My PB are 10K - 49mins and 5K - 23.13. Both of these runs are recorded using an app and I'm quite sure I could push slightly more if I knew how to pace myself back then (always started too quick and half dead at the end).
I initially heel strike but changed to forefoot / midfoot strike after about 3months. Most of my mileage are at a jogging pace (anywhere between 5:10-7:00). So technically I do not run 100km, if that makes sense. I'm trying to hold on to 100km and increase my pace slowly depending how I feel. Ideally I'd like to reach 160 even though at a super slow pace and hold on to it before increasing my pace every week. I've read somewhere that it worked for an amateur runner when he 1st tried Lydiard base.
@Stutyr Yes I'm one of those over-eager newbies you'll find a lot on RW I do experience some really faint aches on my right knee and calves, but I've been doing simple strengthening exercise to address this. Having said that, it's the same faint ache I've had everytime (from months ago) I increase my mileage by at least 20km/w. But I've realised after doing some strenghtening, my knees and calves felt a lot better. Though I do realise its very important to listen to my body.
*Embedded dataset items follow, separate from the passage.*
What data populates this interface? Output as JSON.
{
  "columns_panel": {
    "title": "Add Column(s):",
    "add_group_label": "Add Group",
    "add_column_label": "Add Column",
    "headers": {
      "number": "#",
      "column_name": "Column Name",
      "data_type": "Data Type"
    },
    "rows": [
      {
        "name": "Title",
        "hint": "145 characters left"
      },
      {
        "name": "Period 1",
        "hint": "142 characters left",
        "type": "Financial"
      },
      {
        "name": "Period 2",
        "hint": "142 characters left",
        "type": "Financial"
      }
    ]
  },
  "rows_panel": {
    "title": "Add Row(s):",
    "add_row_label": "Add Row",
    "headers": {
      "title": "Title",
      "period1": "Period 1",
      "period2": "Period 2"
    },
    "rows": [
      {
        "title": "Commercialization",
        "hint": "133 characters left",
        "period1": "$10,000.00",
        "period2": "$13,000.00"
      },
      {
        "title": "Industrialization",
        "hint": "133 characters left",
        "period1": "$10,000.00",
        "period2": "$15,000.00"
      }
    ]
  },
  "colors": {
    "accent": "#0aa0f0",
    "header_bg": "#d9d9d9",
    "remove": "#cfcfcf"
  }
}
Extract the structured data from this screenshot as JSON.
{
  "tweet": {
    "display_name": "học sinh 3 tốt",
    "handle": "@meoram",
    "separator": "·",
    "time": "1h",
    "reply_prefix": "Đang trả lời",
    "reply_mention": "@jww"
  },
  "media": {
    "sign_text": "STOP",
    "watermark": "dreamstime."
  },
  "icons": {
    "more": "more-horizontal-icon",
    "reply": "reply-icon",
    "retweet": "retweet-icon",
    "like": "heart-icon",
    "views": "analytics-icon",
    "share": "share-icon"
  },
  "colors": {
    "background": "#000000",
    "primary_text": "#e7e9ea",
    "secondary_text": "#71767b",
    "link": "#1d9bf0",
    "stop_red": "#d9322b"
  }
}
If I feel like an injury is coming, I will back off and focus on core exercise instead. As you said, I would not sacrifice a long term injury for short term goals.
I've never thought about joining a club. Wouldn't have thought they would accept a newbie with my timing anyway? I'm also short on commitment. I ran a lot of mileage since I ran daily to work (about 80-85km/w). Sometimes I ran/jog back at 11pm from work, so you see I ran whenever I could. I ran because its a lot quicker than taking a London bus believe me or not!
@JeremyG - I guess I've totally misunderstood Lydiard. I thought it was meant for everyone. He did say the importance is to reach 160 at any pace you feel you're able to do asap, and gradually increasing the pace once you've reached 160. Will reduce mileage in May and do more 10K specific training.
@PhilPub yes I'm looking at Lydiard. Though never saw the way you see things, so you're right, I've must been working more than them! Thanks for sharing your thoughts! Having said that, I do ran really slowly - either at aerobic phase or purely jogging at the moment.
Thanks again everyone for your input. I need to rethink my strategy!